ASNLF, ULMWP dan RMS Bersatu Gelar Aksi Demo Dukung Papua

0
7283
Aceh Sumatera National Liberation Front (ASNLF), United Liberation Movement for West Papua (ULMWP) dan Pemerintah Republik Maluku Selatan (RMS) di pengasingan bersatu, menggelar aksi demo damai. Aksi demonstrasi yang diikuti sekitar 200 warga setempat, berlangsung di depan Tweede Kamer (Gedung Parlemen) Den Haag Belanda, 6 September 2019.

TABAOS.ID,- Tindakan rasisme yang dialami mahasiswa Papua di Jawa Timur dan beberapa kota besar di Indonesia, telah melahirkan solidaritas dari berbagai individu, NGO serta negara-negara yang anti dan menentang rasialisme.

Tindakan rasisme dengan menyebut mahasiswa Papua sebagai monyet, juga telah menuai gelombang protes di Papua. Termasuk pula disejumlah kota dan negara.

Monyet bahkan telah dijadikan sebagai simbol perlawanan terhadap ketidakadilan yang dialami oleh daerah penghasil emas tersebut. Meredam aksi demonstrasi warga yang berujung teriakan minta referendum, pemerintah Indonesia telah mengerahkan 6000 personil TNI/Polri bersenjata untuk mengendalikan situasi keamanan di Papua.

Mengantisipasi pelanggaran Hak Asasi Manusia (HAM) dan pembunuhan rakyat sipil yang sewaktu-waktu bisa saja terjadi menyusul pengerahan pasukan ke Papua, Aceh Sumatera National Liberation Front (ASNLF), United Liberation Movement for West Papua (ULMWP) dan Pemerintah Republik Maluku Selatan (RMS) di pengasingan bersatu, menggelar aksi demo damai.

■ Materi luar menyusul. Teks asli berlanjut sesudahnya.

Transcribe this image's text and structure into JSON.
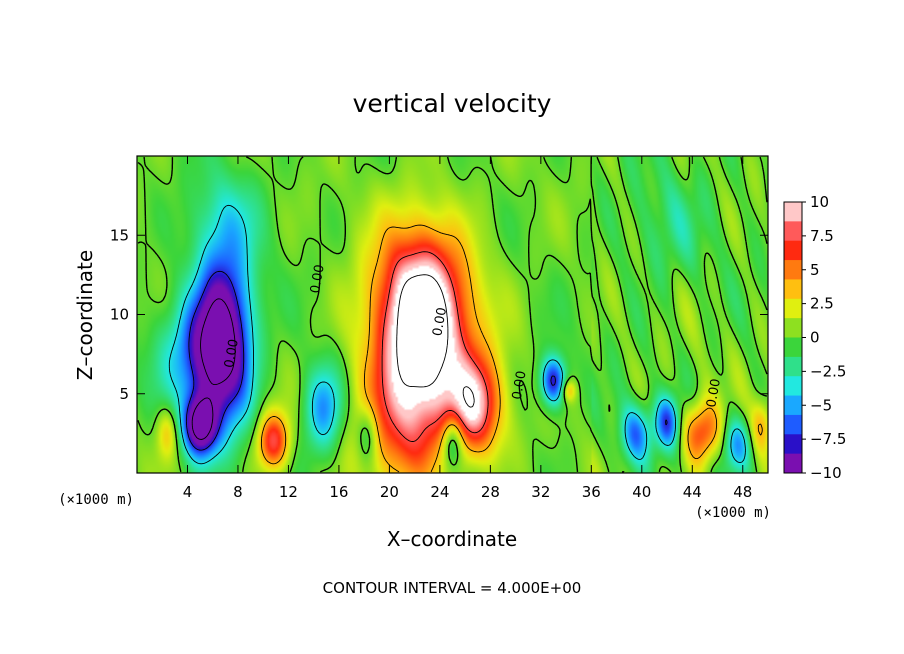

Aksi demonstrasi yang diikuti sekitar 200 warga setempat, berlangsung di depan Tweede Kamer (Gedung Parlemen) Den Haag Belanda, 6 September 2019.

Tiga organisasi yang sedang memperjuangkan kemerdekaan bagi wilayahnya masing-masing, yang hingga kini dilabel separatis oleh pemerintah Indonesia ini, mengecam tindakan kolonialisme yang dilakukan pemerintah Indonesia. Mereka berorasi sambil membawa sejumlah bendera Bintang Kejora (Papua), bendera Benang Raja (RMS) dan bendera Bulan Bintang (GAM).

Aksi demonstrasi ini langsung dihadiri perwakilan organisasi ULMWP untuk Eropa, Oridek Ap, Menteri Luar Negeri (Menlu) RMS di pengasingan, Umar Santi dan anggota dari Presidium ASNLF, Nasir Usman.

Menlu RMS, Umar Santi dalam rilis singkatnya, Minggu (8/9/2019) menyebutkan, aksi demo anti rasisme terhadap orang Papua dan anti kolonialisme terhadap Bangsa Maluku, Aceh dan Papua telah berlangsung didepan kantor parlemen sebagai bentuk solidaritas.

Baca Juga  Protes Rasisme Papua, Masyarakat Keturunan Papua, Maluku dan Aceh Kembali Unjuk Rasa di Belanda
Umar Santi, Menlu RMS di Pengasingan

Umar Santi menilai, ketidakadilan telah diterima oleh Papua, Maluku dan Aceh, yang memiliki sumber daya alam melimpah. Umar Santi mengajak semua pihak bersatu dan melakukan perlawanan terhadap pemerintah Indonesia yang disebutnya sebagai penguasa kolonial.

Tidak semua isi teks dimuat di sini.